No matter how well the Wizards played, it was still Golden State’s game to lose. However, in the Warriors’ 126-118 victory, their lapses made a cameo. The two teams traded run for run until the Wizards couldn’t run anymore. Here are some observations from Thursday night’s win.

Warriors Win The Paint Decisively

The Warriors beat the Wizards 70-48 in points in the paint. Washington spent most of the game denying the three and running Stephen Curry and Klay Thompson off the line. However, DeMarcus Cousins and Curry feasted in the paint. The duo exposed and exploited the Wizards’ lack of rim protection. Cousins was able to impose his will and backdown the Wizards’ defenders for easy finishes at the rim. Meanwhile, Curry was able to slash the paint and finish craftily around the rim.

The addition of Cousins obviously gives the Dubs’ something that they’ve haven’t had in ages: the ability to go big and to have a solid post scoring, playmaking, and rebounding threat. Three games in, and “Boogie” is making those advantages known.

Lapses and Blown Leads

During the game, Golden State held leads of 13, 15, and 12 points and the Wizards continued to chip them down to leads and 8, 5, and 3. Washington was able to get back into the game by capitalizing on the Warriors’ turnovers. The ‘Dubs committed 15 turnovers and Washington scored 15 points off of them.

In addition to committing carless turnovers, it is possible that the fact that the Wizards’ small ball lineup frustrated the Warriors and was the driving forces of those runs. While Cousins been impressive on the offensive end, he still struggles defensively at times and opponents could capitalize off of it.

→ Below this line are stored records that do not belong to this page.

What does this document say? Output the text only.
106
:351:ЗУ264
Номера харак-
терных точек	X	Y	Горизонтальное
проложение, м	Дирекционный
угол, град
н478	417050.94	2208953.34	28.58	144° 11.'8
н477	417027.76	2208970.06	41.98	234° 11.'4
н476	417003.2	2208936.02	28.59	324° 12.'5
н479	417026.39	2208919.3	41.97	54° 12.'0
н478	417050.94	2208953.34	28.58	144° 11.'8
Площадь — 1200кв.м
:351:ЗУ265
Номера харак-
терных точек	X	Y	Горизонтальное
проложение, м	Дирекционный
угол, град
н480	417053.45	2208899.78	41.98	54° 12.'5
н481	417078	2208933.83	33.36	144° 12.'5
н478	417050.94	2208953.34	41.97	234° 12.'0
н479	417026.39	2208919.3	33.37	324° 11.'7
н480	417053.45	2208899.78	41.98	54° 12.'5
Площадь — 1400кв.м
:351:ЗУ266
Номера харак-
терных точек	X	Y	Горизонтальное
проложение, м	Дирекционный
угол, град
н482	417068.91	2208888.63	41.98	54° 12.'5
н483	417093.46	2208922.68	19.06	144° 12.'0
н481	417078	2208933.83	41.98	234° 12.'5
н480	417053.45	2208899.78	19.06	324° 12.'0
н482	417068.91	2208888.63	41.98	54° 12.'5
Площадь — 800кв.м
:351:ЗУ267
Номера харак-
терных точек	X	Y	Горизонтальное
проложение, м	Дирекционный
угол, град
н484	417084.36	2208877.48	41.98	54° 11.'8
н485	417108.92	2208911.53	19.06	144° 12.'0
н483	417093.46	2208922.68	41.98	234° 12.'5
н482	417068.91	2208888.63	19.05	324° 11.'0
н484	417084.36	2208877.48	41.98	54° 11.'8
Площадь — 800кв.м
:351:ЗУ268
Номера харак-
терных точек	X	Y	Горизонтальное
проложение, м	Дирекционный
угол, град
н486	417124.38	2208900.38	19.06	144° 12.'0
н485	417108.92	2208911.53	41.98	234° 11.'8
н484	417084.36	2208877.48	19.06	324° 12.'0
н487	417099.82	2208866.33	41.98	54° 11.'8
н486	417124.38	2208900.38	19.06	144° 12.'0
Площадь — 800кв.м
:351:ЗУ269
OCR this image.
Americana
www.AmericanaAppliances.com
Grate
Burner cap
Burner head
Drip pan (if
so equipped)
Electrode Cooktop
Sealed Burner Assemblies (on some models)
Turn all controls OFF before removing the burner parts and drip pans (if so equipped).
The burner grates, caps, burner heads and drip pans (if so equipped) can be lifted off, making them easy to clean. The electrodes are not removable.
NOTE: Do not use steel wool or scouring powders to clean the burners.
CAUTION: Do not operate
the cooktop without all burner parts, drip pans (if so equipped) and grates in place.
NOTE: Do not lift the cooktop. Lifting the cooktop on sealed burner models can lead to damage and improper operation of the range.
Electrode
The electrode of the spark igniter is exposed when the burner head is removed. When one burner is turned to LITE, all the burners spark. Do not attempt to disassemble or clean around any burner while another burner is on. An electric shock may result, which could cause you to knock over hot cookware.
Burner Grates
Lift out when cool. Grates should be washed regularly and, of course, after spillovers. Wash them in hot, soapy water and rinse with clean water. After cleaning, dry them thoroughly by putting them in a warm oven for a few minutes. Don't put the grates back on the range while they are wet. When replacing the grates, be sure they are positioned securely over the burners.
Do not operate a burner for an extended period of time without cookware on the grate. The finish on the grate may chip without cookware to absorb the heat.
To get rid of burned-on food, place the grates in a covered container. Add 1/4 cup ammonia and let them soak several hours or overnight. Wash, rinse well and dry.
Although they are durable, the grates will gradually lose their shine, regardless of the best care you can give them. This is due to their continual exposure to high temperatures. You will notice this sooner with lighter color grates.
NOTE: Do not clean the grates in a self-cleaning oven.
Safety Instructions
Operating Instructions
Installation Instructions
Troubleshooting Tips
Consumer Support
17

Is Another Lineup Experiment On the Horizon?

Since the Wizards were somewhat successful with going small against the Cousins, Shaun Livingston, Draymond Green, and Klay Thompson lineup, look for other teams to implement the same strategy, especially since Cousins struggle in pick and roll situations. The Warriors could counter with the Hampton 5 lineup. Or experiment by tweaking the lineup. Instead of Cousins, maybe Kevin Durant at the 5? When motivated, Durant is a solid rim protector and could effectively pick up on pick and rolls and switches. Plus, adding Durant at the 5 could also provide the mismatches that Cousins can if necessary.